來到花廳,張牧終於知道那貴人是誰了。
正是在講學廣場上有一面之緣的李師師。
宋夫子果然料事如神。
張牧進來時,莊曉夢正陪著李師師閒話,二人宛如桃李,溫柔嫻靜與青春明媚同時出現,讓整個花廳春意盎然。

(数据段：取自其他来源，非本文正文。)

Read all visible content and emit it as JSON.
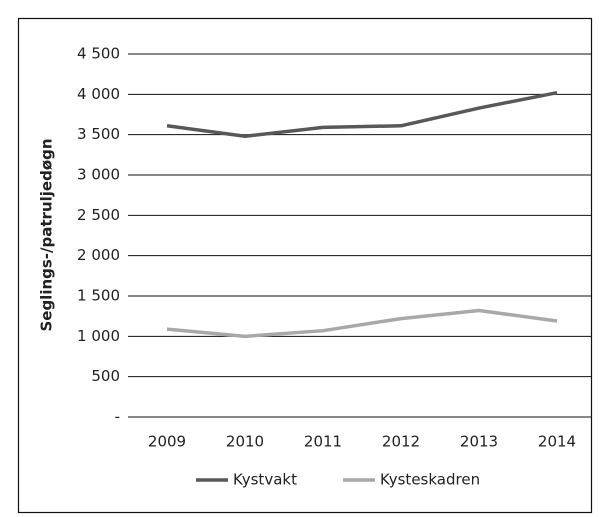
{
  "chart_data": {
    "type": "line",
    "y_label": "Seglings-/patruljedøgn",
    "categories": [
      "2009",
      "2010",
      "2011",
      "2012",
      "2013",
      "2014"
    ],
    "series": [
      {
        "name": "Kystvakt",
        "color": "#585858",
        "values": [
          3610,
          3480,
          3590,
          3610,
          3830,
          4020
        ]
      },
      {
        "name": "Kysteskadren",
        "color": "#a8a8a8",
        "values": [
          1090,
          1000,
          1070,
          1220,
          1320,
          1190
        ]
      }
    ],
    "ylim": [
      0,
      4500
    ],
    "yticks": [
      {
        "value": 0,
        "label": "-"
      },
      500,
      {
        "value": 1000,
        "label": "1 000"
      },
      {
        "value": 1500,
        "label": "1 500"
      },
      {
        "value": 2000,
        "label": "2 000"
      },
      {
        "value": 2500,
        "label": "2 500"
      },
      {
        "value": 3000,
        "label": "3 000"
      },
      {
        "value": 3500,
        "label": "3 500"
      },
      {
        "value": 4000,
        "label": "4 000"
      },
      {
        "value": 4500,
        "label": "4 500"
      }
    ],
    "grid": true,
    "legend": "bottom"
  }
}
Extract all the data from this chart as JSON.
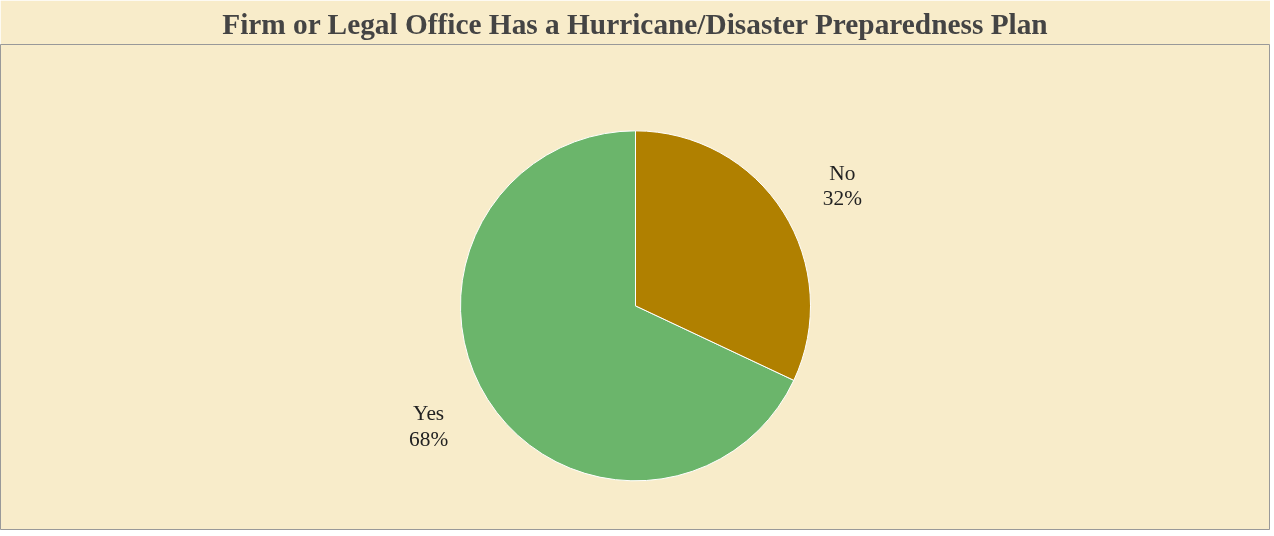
{
  "chart_data": {
    "type": "pie",
    "title": "Firm or Legal Office Has a Hurricane/Disaster Preparedness Plan",
    "categories": [
      "Yes",
      "No"
    ],
    "values": [
      68,
      32
    ],
    "colors": [
      "#6bb56b",
      "#b08000"
    ],
    "value_labels": [
      "68%",
      "32%"
    ]
  }
}
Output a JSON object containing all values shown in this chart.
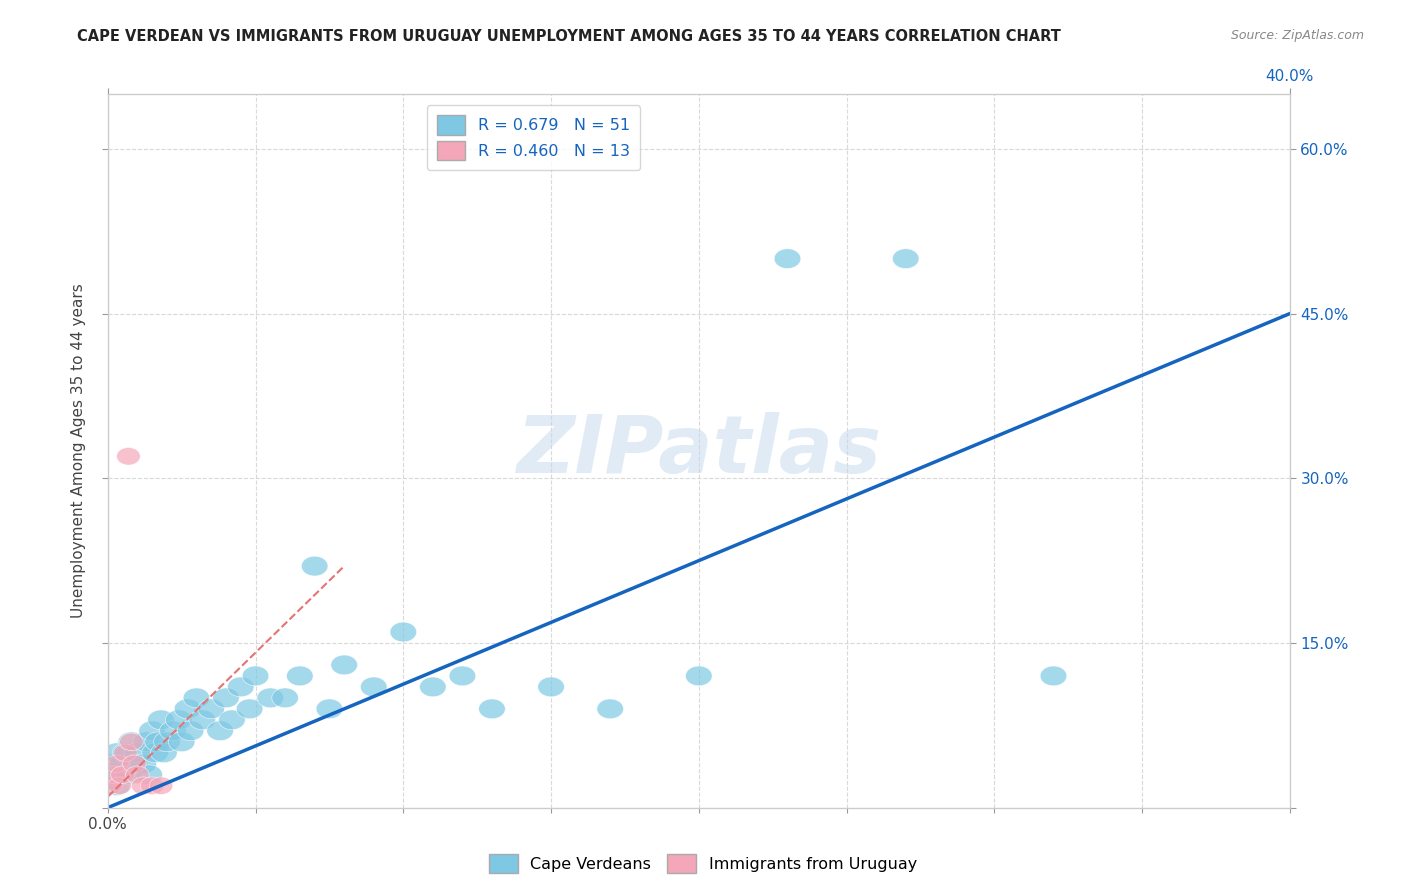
{
  "title": "CAPE VERDEAN VS IMMIGRANTS FROM URUGUAY UNEMPLOYMENT AMONG AGES 35 TO 44 YEARS CORRELATION CHART",
  "source": "Source: ZipAtlas.com",
  "ylabel": "Unemployment Among Ages 35 to 44 years",
  "xlim": [
    0.0,
    0.4
  ],
  "ylim": [
    0.0,
    0.65
  ],
  "x_ticks": [
    0.0,
    0.05,
    0.1,
    0.15,
    0.2,
    0.25,
    0.3,
    0.35,
    0.4
  ],
  "y_ticks": [
    0.0,
    0.15,
    0.3,
    0.45,
    0.6
  ],
  "blue_R": "0.679",
  "blue_N": "51",
  "pink_R": "0.460",
  "pink_N": "13",
  "blue_color": "#7ec8e3",
  "pink_color": "#f4a7b9",
  "trendline_blue": "#1565c0",
  "trendline_pink": "#e57373",
  "blue_x": [
    0.001,
    0.002,
    0.003,
    0.003,
    0.004,
    0.005,
    0.006,
    0.007,
    0.008,
    0.009,
    0.01,
    0.012,
    0.013,
    0.014,
    0.015,
    0.016,
    0.017,
    0.018,
    0.019,
    0.02,
    0.022,
    0.024,
    0.025,
    0.027,
    0.028,
    0.03,
    0.032,
    0.035,
    0.038,
    0.04,
    0.042,
    0.045,
    0.048,
    0.05,
    0.055,
    0.06,
    0.065,
    0.07,
    0.075,
    0.08,
    0.09,
    0.1,
    0.11,
    0.12,
    0.13,
    0.15,
    0.17,
    0.2,
    0.23,
    0.27,
    0.32
  ],
  "blue_y": [
    0.03,
    0.04,
    0.02,
    0.05,
    0.03,
    0.04,
    0.05,
    0.03,
    0.06,
    0.04,
    0.05,
    0.04,
    0.06,
    0.03,
    0.07,
    0.05,
    0.06,
    0.08,
    0.05,
    0.06,
    0.07,
    0.08,
    0.06,
    0.09,
    0.07,
    0.1,
    0.08,
    0.09,
    0.07,
    0.1,
    0.08,
    0.11,
    0.09,
    0.12,
    0.1,
    0.1,
    0.12,
    0.22,
    0.09,
    0.13,
    0.11,
    0.16,
    0.11,
    0.12,
    0.09,
    0.11,
    0.09,
    0.12,
    0.5,
    0.5,
    0.12
  ],
  "pink_x": [
    0.001,
    0.002,
    0.003,
    0.004,
    0.005,
    0.006,
    0.007,
    0.008,
    0.009,
    0.01,
    0.012,
    0.015,
    0.018
  ],
  "pink_y": [
    0.02,
    0.03,
    0.04,
    0.02,
    0.03,
    0.05,
    0.32,
    0.06,
    0.04,
    0.03,
    0.02,
    0.02,
    0.02
  ],
  "blue_trend_x": [
    0.0,
    0.4
  ],
  "blue_trend_y": [
    0.0,
    0.45
  ],
  "pink_trend_x": [
    0.0,
    0.08
  ],
  "pink_trend_y": [
    0.01,
    0.22
  ],
  "background_color": "#ffffff",
  "grid_color": "#d0d0d0",
  "watermark_text": "ZIPatlas"
}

莊曉夢見到張牧進來,笑顏如花:「牧哥兒,可未曾聽說過你還有詩才啊……」
張牧連忙擺手:「都是家慈的教導,與我無關……」
莊曉夢也不多說,只是伸手虛點了一下張牧,然後對春熙道:「春熙,陪我去花園走走。」
說完,就帶著春熙走出了花廳,花廳內只剩下張牧和李師師,以及李師師身後的貼身丫鬟。
李師師站起身再次向張牧富了一禮,說道:「小張先生,貿然造訪,還望見諒。」
張牧坐了下來,疑惑道:「師師姑娘尋我何事?」
「我來求詩。」李師師開門見山道。
張牧神色不動,看著李師師。
之前在廣場上,本就有些距離,再加上眾目睽睽之下,張牧總不好盯著人家看,如今坐得近了,再細看的話,這李師師頗有幾分前世神仙姐姐年輕時的容顏。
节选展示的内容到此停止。